Indigenous Peoples’ Forest Tenure
Reduced / Sequestered
(2020–2050)
(To Implement Solution)
Solution Summary*
Indigenous communities have long been the frontline of resistance against deforestation; mineral, oil, and gas extraction; and the expansion of monocrop plantations. Their resistance prevents land-based carbon emissions, and maintains or increases carbon sequestration.
Indigenous and community-owned lands represent 18 percent of all land area, including at least 1.2 billion acres of forest, containing 37.7 billion tons of carbon stock. Growing the acreage under secure indigenous land tenure can increase above- and belowground carbon stocks and reduce greenhouse gas emissions from deforestation.
Beyond carbon, indigenous land management conserves biodiversity, maintains a range of ecosystems services, safeguards rich cultures and traditional ways of life, and responds to the needs of the most vulnerable. Practices include:
- home gardens,
- agroforestry systems,
- shifting swidden cultivation,
- pastoral approaches to raising livestock,
- fire management, and
- community managed forests.
Indigenous communities are among those most dramatically impacted by climate change—despite contributing the least to its causes—because of their land-based livelihoods, histories of colonization, and social marginalization. More can be done to recognize the unique impacts climate change has on them, as well as their critical contributions of traditional knowledge and practices.

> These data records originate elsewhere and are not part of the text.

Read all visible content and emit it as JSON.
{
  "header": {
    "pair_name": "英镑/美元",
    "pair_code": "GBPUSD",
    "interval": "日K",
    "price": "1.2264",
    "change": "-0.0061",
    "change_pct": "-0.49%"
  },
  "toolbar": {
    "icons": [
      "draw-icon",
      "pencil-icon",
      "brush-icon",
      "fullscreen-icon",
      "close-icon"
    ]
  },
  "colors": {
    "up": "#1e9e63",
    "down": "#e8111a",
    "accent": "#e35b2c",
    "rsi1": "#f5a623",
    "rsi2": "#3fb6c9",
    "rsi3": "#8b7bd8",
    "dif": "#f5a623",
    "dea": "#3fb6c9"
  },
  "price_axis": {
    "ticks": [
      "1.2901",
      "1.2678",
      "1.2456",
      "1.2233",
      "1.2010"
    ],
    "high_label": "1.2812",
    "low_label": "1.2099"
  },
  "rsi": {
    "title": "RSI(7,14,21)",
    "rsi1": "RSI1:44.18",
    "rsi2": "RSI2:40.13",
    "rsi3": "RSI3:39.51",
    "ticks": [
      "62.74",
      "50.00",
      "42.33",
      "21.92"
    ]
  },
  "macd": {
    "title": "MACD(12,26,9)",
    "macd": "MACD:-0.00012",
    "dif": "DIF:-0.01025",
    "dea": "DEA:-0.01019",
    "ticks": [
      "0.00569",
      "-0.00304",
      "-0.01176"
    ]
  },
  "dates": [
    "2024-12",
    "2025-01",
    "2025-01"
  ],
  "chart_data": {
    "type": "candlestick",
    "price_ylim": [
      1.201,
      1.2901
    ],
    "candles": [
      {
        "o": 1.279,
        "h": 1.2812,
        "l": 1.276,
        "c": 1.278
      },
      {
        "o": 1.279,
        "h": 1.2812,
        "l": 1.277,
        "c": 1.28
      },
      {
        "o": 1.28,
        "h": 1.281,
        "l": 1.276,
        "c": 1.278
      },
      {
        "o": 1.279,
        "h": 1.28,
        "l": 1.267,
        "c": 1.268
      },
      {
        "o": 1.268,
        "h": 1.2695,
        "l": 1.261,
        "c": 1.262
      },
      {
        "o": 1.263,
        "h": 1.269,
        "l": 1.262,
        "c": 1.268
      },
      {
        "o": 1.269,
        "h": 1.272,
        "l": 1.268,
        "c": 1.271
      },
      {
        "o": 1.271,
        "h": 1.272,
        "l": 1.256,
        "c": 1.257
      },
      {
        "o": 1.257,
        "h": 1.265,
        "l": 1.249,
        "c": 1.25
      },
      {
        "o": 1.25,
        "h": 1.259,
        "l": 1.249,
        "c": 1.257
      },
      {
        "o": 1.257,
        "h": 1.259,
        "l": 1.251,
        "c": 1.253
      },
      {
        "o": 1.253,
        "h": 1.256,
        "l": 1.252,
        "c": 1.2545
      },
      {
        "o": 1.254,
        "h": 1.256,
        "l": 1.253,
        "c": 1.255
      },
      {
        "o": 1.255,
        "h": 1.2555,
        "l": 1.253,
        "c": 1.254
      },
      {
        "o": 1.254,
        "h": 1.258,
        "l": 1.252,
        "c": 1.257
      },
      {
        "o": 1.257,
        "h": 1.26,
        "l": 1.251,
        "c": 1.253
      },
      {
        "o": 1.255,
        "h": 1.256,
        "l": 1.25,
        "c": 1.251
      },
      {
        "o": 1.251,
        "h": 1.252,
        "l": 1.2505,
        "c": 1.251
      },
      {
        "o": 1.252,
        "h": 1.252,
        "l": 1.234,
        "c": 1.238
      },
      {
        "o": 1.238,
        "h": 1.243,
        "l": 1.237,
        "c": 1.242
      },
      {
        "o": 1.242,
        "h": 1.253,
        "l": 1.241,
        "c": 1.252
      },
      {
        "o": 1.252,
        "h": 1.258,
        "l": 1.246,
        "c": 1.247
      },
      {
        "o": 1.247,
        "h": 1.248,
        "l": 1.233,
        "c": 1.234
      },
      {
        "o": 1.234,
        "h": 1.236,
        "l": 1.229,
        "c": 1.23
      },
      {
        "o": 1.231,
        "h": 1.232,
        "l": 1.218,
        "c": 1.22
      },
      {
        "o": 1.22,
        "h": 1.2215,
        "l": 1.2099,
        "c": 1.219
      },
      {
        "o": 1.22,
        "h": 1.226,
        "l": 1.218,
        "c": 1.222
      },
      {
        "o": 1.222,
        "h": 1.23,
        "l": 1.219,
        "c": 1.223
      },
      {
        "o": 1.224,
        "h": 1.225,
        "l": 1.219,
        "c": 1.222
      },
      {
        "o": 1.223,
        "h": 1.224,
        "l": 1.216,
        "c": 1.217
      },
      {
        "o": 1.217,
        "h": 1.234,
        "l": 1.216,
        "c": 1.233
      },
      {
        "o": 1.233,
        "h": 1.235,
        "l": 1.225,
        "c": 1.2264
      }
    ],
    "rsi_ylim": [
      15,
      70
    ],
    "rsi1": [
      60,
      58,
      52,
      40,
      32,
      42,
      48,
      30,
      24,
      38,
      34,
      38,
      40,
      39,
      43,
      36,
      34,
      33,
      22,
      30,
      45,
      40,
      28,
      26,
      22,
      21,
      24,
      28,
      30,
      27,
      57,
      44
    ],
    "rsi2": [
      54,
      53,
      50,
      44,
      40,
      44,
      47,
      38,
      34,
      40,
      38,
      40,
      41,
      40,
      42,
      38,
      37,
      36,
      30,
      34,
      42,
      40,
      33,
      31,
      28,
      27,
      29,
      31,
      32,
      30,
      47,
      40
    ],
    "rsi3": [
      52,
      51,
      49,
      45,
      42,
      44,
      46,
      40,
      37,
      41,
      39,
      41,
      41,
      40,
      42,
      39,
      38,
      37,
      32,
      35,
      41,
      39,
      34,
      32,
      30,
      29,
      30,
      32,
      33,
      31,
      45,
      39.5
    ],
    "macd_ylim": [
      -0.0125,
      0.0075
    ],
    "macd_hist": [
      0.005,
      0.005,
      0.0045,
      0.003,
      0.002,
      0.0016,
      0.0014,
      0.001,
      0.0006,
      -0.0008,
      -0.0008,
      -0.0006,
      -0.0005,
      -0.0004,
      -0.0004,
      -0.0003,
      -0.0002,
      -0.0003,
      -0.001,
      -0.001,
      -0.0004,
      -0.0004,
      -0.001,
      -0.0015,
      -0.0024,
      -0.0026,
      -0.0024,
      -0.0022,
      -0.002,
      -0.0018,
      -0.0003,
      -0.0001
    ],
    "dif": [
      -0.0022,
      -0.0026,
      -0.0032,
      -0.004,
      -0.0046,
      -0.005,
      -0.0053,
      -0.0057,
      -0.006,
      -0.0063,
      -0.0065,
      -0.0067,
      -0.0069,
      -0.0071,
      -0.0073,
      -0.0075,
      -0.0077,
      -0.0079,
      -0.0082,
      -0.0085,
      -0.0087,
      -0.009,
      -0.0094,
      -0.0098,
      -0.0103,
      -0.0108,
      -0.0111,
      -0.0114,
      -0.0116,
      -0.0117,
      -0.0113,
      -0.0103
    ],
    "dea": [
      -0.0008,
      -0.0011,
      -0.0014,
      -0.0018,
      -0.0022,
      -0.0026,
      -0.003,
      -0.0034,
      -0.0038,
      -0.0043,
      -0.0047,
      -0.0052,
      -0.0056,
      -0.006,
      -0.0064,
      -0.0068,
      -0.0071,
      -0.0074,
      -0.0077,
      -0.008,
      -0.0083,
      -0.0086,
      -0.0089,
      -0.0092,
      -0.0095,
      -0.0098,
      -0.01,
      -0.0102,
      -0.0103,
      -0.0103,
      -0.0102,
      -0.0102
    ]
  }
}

Indigenous peoples have secure land tenure on 497 million hectares globally, though they live on and manage much more. If forestland under secure tenure grows by 995–1141million hectares by 2050, reduced deforestation could result in 8.7–12.9 gigatons of carbon dioxide emissions avoided. This solution could bring the total forest area under indigenous management to 1.14 billion hectares, securing an estimated protected stock of 187–215 gigatons of carbon, roughly equivalent to over 687–786 gigatons of carbon dioxide if released into the atmosphere.